Not on a MWBC. And not if improperly wired, (spliced multi circuit neutrals). For instance if on switched lighting circuits the act of turning on the shared circuit light will introduce onto the common neutral current and will use all available courses to return and your body can become a part of that circuit.
 
If you use your meter and read zero volts from hot to neutral with the switch off does this prove 0 potential for shock or once you introduced your body to the circuit you have now added a path and voltage could now be there sense your reading?
Basically yes, as long as everything is wired properly and like Fred mentions, depending where you are at in the circuit if it's a MWBC. Even with the switch on you could touch the neutral and a grounded object and not get a shock. This is the same situation you would have if you were touching the service gear and a water pipe.

If you have a faulty neutral or a bootleg neutral from another circuit in the same junction box then things get more complicated. I hate people that bootleg neutrals.
 
Sorry for my ignorance on this subject. But I’m still having trouble with this. Based on everything you have said it seems that a neutral conductor at a light fixture always has a potential for shock, because if shutting off the switch in that room (isolating the load your servicing)doesn’t limit the potential then shutting off the breaker really wouldn’t either? All neutral conductors on connected in the panel and there would be no way to isolate it. So are you saying there is technically no 100% safe way to work on the neutral conductor at that light? Other than shutting of the main for the whole house to eliminate all loads?


Technically yes, however the odds the of the neutral opening between the main disconnect and sub-panel is rare.

Second, the majority of voltage drop, and thus shock potential comes from the final branch circuit.

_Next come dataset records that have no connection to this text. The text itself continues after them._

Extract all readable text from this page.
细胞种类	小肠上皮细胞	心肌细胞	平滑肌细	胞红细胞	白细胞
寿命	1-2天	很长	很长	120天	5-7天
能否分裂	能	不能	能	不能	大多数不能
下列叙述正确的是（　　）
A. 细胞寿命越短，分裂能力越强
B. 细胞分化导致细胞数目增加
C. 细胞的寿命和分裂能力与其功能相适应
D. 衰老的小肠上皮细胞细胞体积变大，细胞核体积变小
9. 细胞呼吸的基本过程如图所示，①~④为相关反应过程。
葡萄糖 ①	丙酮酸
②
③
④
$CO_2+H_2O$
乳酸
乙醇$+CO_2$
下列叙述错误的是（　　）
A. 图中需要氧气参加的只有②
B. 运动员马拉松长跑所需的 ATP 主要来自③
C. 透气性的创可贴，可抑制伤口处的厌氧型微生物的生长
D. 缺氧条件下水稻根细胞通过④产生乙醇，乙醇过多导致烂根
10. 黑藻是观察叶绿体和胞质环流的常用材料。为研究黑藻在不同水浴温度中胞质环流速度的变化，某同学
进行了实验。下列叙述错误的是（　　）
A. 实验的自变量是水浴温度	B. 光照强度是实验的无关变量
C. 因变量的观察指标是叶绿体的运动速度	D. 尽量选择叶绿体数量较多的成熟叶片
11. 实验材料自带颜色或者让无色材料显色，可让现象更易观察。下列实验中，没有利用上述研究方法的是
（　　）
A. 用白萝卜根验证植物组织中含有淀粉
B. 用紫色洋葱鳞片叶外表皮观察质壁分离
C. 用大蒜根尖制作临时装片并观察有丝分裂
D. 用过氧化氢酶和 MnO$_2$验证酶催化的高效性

Typically if you open the branch breaker (breakers if a MWBC) and nobody has mixed the neutral with other circuits (illegal btw) then you are mostly safe.
 
One thing that I think has not been stressed sufficiently is that if there are either mixed (crossed, or paralleled) neutrals or an MWBC with one side still energized there are two different scenarios to consider:

1. Touching the intact neutral wire and a ground at the same time. This will make you an alternate path for any neutral current back to the utility transformer. But in the case of an intact neutral the voltage across your path will be so low that with intact skin the current will not likely be perceptible, let alone dangerous.
2. Interrupting the neutral path in the course of your work on the circuit. (Even as seemingly innocuous as removing the wire nut from a twisted bundle of neutral wires.) This could potentially put full line voltage between a disconnected neutral end and the neutral home run or a ground, and in the absence of GFI protection could be fatal.